A series of recent memos and op-eds from senior Democrat strategists questioning the party’s iron-clad focus on J6 and abortion have fallen on deaf ears at the White House. Democrats apparently still haven’t learned their lesson and this error in judgement is providing a wide opening for Republicans to win big in November. If Republicans hope to capitalize, however, they must have strong message discipline, focusing chiefly on inflation and the economy while Democrats continue to squawk about issues only the corporate press and DC bubble think are important.
It seems that with each passing month, inflation continues to get worse. Year over year, the U.S. Bureau of Labor Statistics’ monthly Consumer Price Index (CPI) reported inflation in January rose to 7.5%, followed by 7.9% in February and March, up to 8.3% in April, rose to 8.6% in May, and hit 9.1% in June, the largest 12-month increase since the period ending November 1981, they reported. This month’s number was an eye-catching 11.1%. When moms and dads go grocery shopping, they are paying at a minimum 12% more today than one year ago and on many household items, much more than that. But energy costs alone are enough to make families look for new leadership in DC. Filling up mom’s SUV costs 60% more and when dad opens the electricity bill, he’s paying nearly 14% more than one year ago.
Dinner table issues must remain front and center of Republican messaging if Republicans want to solidify their chances of retaking the Senate and the House by wide margins. Congressman Jim Banks (R-IN), who leads the House’s Republican Study Committee (RSC), sent a memo to House Republicans urging them to “tie inflation to the Biden economic agenda and explain to voters how inflation is Democrats’ hidden tax on the Middle Class.” The RSC’s memo states that “not only does inflation affect the price of consumer goods, it is an insidious government tax on your income and wealth. And the American people deserve to know who’s doing it to them.”
Congressman Banks is right, and a Quinnipiac University poll released last month supports his position. According to the poll, “Nearly 6 in 10 Americans, 59 percent, think that rising prices in the United States is a crisis and 38 percent think it’s a problem but not a crisis.” That number is up from 49% two months prior, illustrating inflation’s shift from “problem” territory to “crisis” territory. Another Quinnipiac poll from early June – one month after Banks’ memo – found that “Americans say inflation (34 percent) is the most urgent issue facing the country today.”
In addition, recent polling among Hispanic voters showed a greater focus on jobs and the economy rather than crime, immigration, or social issues. A March 2022 poll from Axios/Ipsos Latino showed that inflation was the number one issue of concern (34%) to Hispanic American voters compared to December 2021 when inflation didn’t even rank among the top three issues of concern. That shift indicates a demographic that is increasingly receptive to Republican messaging regarding President Biden and national Democrats’ disastrous economic policies.

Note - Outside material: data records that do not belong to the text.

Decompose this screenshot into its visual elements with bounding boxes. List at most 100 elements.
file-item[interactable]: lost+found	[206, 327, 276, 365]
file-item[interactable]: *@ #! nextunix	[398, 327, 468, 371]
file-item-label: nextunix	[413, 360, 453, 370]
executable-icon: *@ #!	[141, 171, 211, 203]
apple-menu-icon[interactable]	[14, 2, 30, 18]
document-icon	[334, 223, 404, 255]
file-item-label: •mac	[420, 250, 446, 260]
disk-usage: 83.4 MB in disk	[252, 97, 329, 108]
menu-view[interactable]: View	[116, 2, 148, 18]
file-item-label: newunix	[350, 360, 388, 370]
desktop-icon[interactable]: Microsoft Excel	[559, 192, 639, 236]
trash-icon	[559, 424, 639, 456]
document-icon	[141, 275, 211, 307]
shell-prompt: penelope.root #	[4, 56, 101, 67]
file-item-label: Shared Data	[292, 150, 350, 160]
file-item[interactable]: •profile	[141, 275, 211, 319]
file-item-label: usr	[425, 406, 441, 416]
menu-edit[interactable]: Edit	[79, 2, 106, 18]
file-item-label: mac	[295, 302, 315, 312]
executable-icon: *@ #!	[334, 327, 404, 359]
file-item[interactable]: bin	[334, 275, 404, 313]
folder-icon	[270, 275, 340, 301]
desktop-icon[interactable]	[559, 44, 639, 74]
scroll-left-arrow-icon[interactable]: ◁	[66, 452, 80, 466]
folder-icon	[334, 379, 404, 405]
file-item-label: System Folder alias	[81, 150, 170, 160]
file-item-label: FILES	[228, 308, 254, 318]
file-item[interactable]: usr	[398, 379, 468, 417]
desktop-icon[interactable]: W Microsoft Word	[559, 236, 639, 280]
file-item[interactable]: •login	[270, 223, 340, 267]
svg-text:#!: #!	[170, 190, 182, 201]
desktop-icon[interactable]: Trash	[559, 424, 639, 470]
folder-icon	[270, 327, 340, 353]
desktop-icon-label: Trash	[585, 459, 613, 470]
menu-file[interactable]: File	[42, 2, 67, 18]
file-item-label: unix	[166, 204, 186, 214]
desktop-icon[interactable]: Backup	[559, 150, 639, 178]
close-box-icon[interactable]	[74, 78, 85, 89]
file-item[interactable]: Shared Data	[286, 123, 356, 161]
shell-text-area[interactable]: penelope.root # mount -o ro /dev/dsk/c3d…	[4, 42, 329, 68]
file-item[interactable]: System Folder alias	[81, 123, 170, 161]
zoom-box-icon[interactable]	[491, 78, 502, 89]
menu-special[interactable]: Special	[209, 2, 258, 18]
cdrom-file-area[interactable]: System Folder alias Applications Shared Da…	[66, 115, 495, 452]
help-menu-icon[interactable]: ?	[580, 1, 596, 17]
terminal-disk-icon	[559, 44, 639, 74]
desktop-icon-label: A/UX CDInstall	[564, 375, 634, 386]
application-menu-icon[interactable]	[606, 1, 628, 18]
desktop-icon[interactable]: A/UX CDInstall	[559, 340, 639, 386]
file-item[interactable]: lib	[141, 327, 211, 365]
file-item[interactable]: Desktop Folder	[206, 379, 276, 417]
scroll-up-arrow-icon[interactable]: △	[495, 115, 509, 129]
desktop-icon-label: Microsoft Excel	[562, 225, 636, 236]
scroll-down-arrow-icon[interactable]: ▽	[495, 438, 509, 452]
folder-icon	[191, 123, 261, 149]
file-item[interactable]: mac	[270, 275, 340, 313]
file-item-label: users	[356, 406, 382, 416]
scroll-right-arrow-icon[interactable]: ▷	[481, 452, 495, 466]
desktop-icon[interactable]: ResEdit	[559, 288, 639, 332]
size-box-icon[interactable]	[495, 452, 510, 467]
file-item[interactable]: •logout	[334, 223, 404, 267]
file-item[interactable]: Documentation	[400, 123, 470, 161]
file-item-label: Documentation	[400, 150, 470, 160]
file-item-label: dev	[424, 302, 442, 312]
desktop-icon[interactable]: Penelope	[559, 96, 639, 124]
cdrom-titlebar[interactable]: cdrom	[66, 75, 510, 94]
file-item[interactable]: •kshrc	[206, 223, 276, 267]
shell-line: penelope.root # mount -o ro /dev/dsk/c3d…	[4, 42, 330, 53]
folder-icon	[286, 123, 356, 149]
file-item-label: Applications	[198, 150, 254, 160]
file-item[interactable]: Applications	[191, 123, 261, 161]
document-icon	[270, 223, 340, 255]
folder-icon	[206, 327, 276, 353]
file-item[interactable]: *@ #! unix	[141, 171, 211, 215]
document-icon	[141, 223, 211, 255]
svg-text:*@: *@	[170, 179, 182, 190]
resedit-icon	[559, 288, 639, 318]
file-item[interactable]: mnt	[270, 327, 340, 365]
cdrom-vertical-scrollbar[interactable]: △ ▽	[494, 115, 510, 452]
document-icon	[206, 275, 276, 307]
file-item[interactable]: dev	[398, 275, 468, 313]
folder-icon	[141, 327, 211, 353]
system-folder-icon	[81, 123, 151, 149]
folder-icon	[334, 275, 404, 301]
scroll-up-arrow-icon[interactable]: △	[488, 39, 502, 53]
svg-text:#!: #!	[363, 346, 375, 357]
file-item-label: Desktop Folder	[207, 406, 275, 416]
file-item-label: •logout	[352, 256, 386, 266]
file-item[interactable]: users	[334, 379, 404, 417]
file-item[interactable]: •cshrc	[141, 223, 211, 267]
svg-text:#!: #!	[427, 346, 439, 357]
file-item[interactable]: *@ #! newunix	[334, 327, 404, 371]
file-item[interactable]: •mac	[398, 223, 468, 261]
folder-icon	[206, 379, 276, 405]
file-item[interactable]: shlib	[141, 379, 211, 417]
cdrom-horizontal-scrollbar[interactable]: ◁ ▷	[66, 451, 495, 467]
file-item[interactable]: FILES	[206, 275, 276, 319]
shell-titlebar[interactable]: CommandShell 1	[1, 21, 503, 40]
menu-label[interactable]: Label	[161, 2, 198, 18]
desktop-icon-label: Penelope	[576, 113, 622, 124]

Congressional Democrats are currently rushing to pass another spending package via budget reconciliation before the September 30 deadline full of climate change and environmental policies that would accelerate inflation. This tone deafness is striking and presents a major opportunity for Republicans to keep talking about voters’ top concerns. If Republican’s can keep talking about inflation and the economy, their message discipline will surely pay dividends in November.